A Roma poi successe quello che sappiamo. Quando il 10 mattina parve per qualche ora che i tedeschi avessero difficoltà ad occupare Roma, il capo della polizia Senise, rinfrancato, telefonò a Campo Imperatore e avvertì l’lspettore Gueli che, da come si mettevano le cose,  era opportuno considerare ancora valida la vecchia disposizione riguardante il “prigioniero”, caso mai i tedeschi tentassero di liberarlo. Consegnarglielo morto!

12 settembre. A Pratica di Mare alle 13, nonostante un’ora prima ci fosse stato un bombardamento aereo, nove velivoli decollarono alla svelta con agganciati altrettanti alianti, e puntarono verso il Gran Sasso.
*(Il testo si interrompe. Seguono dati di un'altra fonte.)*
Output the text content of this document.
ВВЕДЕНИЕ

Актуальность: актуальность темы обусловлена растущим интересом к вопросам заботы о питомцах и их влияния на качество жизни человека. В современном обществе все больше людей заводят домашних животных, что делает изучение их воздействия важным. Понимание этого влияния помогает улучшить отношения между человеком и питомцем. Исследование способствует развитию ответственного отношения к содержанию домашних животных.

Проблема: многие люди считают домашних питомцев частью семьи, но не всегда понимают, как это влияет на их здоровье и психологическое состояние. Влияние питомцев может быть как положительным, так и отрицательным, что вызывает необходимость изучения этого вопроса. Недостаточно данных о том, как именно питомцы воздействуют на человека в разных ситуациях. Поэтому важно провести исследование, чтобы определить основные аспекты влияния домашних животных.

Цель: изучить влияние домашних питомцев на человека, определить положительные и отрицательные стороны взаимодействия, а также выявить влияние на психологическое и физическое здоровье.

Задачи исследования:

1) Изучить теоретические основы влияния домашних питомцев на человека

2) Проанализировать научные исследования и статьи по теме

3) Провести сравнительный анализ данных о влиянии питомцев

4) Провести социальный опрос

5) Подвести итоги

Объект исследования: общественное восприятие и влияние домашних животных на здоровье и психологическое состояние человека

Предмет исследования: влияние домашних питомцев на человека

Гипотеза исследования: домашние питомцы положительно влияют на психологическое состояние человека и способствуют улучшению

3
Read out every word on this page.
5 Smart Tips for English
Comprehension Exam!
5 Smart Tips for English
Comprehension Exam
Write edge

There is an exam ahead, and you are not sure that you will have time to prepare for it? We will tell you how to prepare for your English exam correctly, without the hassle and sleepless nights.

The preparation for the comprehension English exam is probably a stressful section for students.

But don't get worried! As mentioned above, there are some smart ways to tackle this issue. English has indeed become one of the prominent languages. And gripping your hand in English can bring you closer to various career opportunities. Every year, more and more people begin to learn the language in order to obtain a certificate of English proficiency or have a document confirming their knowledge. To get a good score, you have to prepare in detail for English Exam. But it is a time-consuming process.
Nel decollo, due alianti si danneggiarono e dovettero rinunciare all’impresa. L’atterraggio avvenne in maniera drammatica per il terreno accidentato non visto dalla ricognizione. Nel primo aliante, c’erano Skorzeny e il generale Soleti che, appena a terra, si diressero di corsa verso l’albergo. All’interno, fu dato l’allarme e tutti i carabinieri, armi in pugno, si precipitarono fuori mentre il tenente Faiola irruppe nella camera di Mussolini e gridò: “Chiudete la finestra e non muovetevi!”. L’ordine non fu naturalmente eseguito e quando il Duce scorse Soleti e Skorzeny gridò: “Non vedete? C’è un generale italiano. Non sparate!”. I carabinieri non esitarono ad abbassare le armi.
Skorzeny: “Dopo aver intimato a un carabiniere il mani in alto! mi precipitai all’interno dell’edificio dove un soldato stava armeggiando intorno alla radio. Con il calcio della pistola mitragliatrice ruppi l’apparecchio. Imboccate le scale, salii al primo piano e, a caso, spalancai una porta. Era quella della stanza del Duce. Con Mussolini c’erano due ufficiali italiani che il mio aiutante, il tenente Schwerdt, mandò fuori della camera”. Intanto, arrampicatisi lungo il parafulmine, due sottufficiali tedeschi raggiunsero il vano della finestra. Saranno i primi a introdursi nella camera

Ore 14:30 circa, Campo Imperatore: Mors (che ha rimesso in funzione la cabinovia a Fonte Cerreto) è salito a Campo Imperatore.  Carabinieri e paracadutisti, alla meglio con pale, spianarono il terreno per il decollo della cicogna di Gerlach che osservava il poco spazio in cui avrebbe dovuto decollare. Insistette per avere a bordo soltanto il Duce, ma era stabilito che con lo “Storch” sarebbe partito anche Skorzeny . “Sistemare Skorzeny è un problema”. Narra Gerlach: “Era grande e grosso: pesava più di cento chili. Per salire a bordo dovette incastrarsi dietro Mussolini in una posizione molto scomoda”. Un vento impetuoso soffiava verso la valle, rendendo quasi impossibile la manovra. La pista era brevissima. Gerlach diede motore al massimo mentre i soldati trattenevano il velivolo per la coda. A un suo cenno, lo lasciarono. A un tratto, sembrò che l’apparecchio s’infilasse nell’abisso. Corsero tutti sull’orlo della scarpata, convinti di vedere l’aereo precipitare a muso in giù e invece stava come sospeso nell’aria, quasi immobile, con le sue grandi ali e il carrello, simile alle zampe di un’enorme farfalla. Pian piano, a fatica, prese quota e iniziò il volo verso Pratica di Mare.